Rankine, 41, whose family is from East End, got his start in reality television in 1999 when he was hired as a production assistant on the set of “Real World – Hawaii,” season eight. He has 15 years’ experience, including more than 60 reality shows. For the past seven years, he has been an executive producer for shows including “Kimora: Life in the Fab Lane,” “America’s Next Top Model” and “Basketball Wives.”
Born in Washington, D.C., Rankine grew up in Freehold, New Jersey, and went to university in Arizona before moving to California. He auditioned to be a cast member of “Real World – Boston,” season six, but did not make the cut – and he has no regrets.
“When I didn’t get cast in the show, I ended up on the other side of the camera, which has been a far better experience,” he said. “I’ve had the luck of being able to touch on all different genres throughout my career, from competition-based reality shows to docu-style series.”
Rankine added, “I love this realm.
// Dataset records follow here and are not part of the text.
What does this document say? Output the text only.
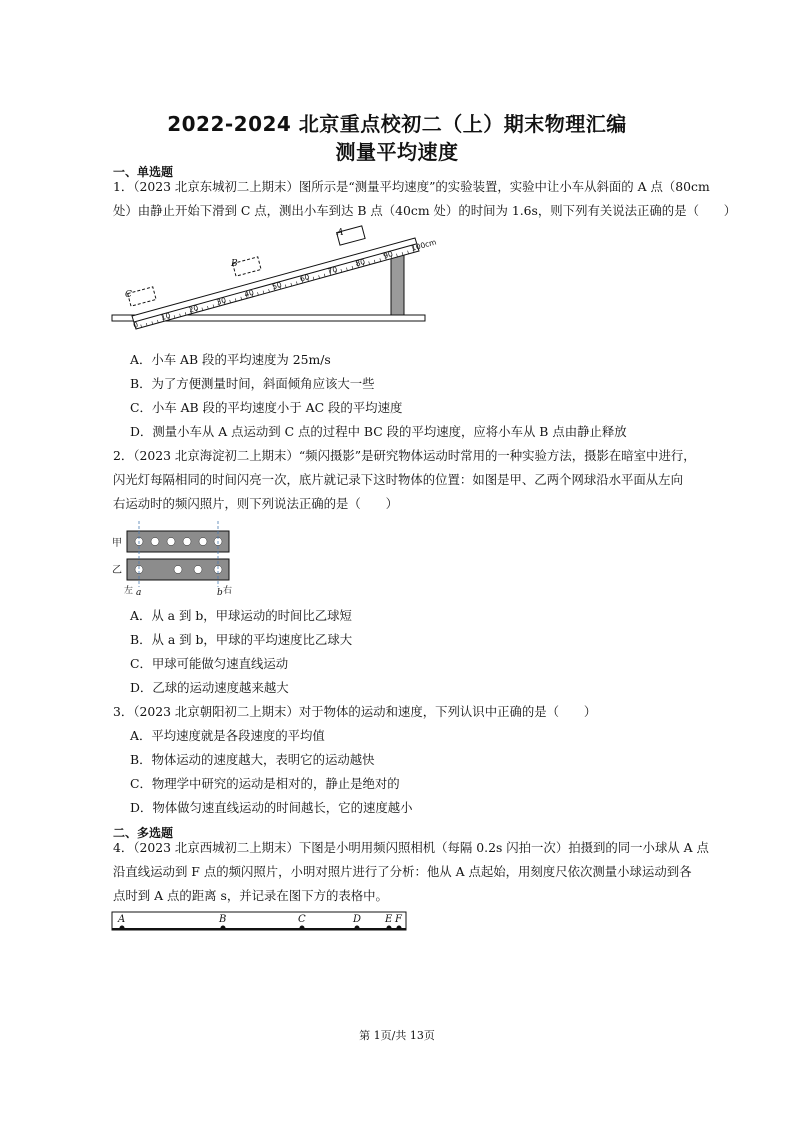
2022-2024 北京重点校初二（上）期末物理汇编
测量平均速度
一、单选题
1．（2023 北京东城初二上期末）图所示是“测量平均速度”的实验装置，实验中让小车从斜面的 A 点（80cm
处）由静止开始下滑到 C 点，测出小车到达 B 点（40cm 处）的时间为 1.6s，则下列有关说法正确的是（　　）
0
10
20
30
40
50
60
70
80
90
100cm
A
B
C
A．小车 AB 段的平均速度为 25m/s
B．为了方便测量时间，斜面倾角应该大一些
C．小车 AB 段的平均速度小于 AC 段的平均速度
D．测量小车从 A 点运动到 C 点的过程中 BC 段的平均速度，应将小车从 B 点由静止释放
2．（2023 北京海淀初二上期末）“频闪摄影”是研究物体运动时常用的一种实验方法，摄影在暗室中进行，
闪光灯每隔相同的时间闪亮一次，底片就记录下这时物体的位置：如图是甲、乙两个网球沿水平面从左向
右运动时的频闪照片，则下列说法正确的是（　　）
甲
乙
左	右
a	b
A．从 a 到 b，甲球运动的时间比乙球短
B．从 a 到 b，甲球的平均速度比乙球大
C．甲球可能做匀速直线运动
D．乙球的运动速度越来越大
3．（2023 北京朝阳初二上期末）对于物体的运动和速度，下列认识中正确的是（　　）
A．平均速度就是各段速度的平均值
B．物体运动的速度越大，表明它的运动越快
C．物理学中研究的运动是相对的，静止是绝对的
D．物体做匀速直线运动的时间越长，它的速度越小
二、多选题
4．（2023 北京西城初二上期末）下图是小明用频闪照相机（每隔 0.2s 闪拍一次）拍摄到的同一小球从 A 点
沿直线运动到 F 点的频闪照片，小明对照片进行了分析：他从 A 点起始，用刻度尺依次测量小球运动到各
点时到 A 点的距离 s，并记录在图下方的表格中。
A	B	C	D E F
第 1页/共 13页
I wouldn’t change it. It takes a lot to open up your life for the cameras and live out loud for people. It’s a fascinating dynamic as you get to live this person’s experience and take away the things they have learned as well.”
Rankine and his producing partner, Mark Seliga, jointly own a production company named Devil Cat Media. They either shop ideas around to various television networks or get contracts from networks to produce their reality shows. Shed Media U.S. has contracted with Rankine for the series he is currently working on. Rankine’s job as executive producer is to move an idea from concept to fruition.
“I take the idea from pre-production where you have to figure out all the moving pieces, such as who’s going to be in the show, where it’s going to be, how you’re going to shoot it, how long it’s going to take, etc., and then I execute all of that.”
Rankine explained that some reality shows are “soft-scripted,” like the MTV series “Laguna Beach,” which was based on a group of wealthy high school teenagers in Orange County, California. “The cameras couldn’t follow the cast of teenagers around at school, so producers would track what they were doing on paper to get an idea of what happened during the day and then figure out how to unfold those stories by allowing them to play out later in the form of discussion,” he says.
The docu-style series he is currently working on is not scripted; the crew follows the five cast members around based on what they do and then documents what unfolds from day one to the last day of the series.
Even though Rankine has visited Cayman a number of times with his family, his interest in the island was renewed after his father’s death, as it was his father’s expressed wishes to be buried here. Cayman always had a special place in his father’s heart, which has now been passed onto his son.
In the past four years, Rankine has returned seven times. “There is an environment here that needs to be shared with people,” he said. “Cayman doesn’t get the attention it deserves. You do get bigger budgets in places like Jamaica and Bahamas, where they invite people hand over fist in order to promote their island. The Cayman Islands Department of Tourism and the Cayman Islands Film Commission have been super helpful in terms of facilitating our needs here, and we’re looking forward to a partnership in promoting the island.”
The yet-to-be-titled reality series is scheduled to air this summer on VH1 on Monday nights.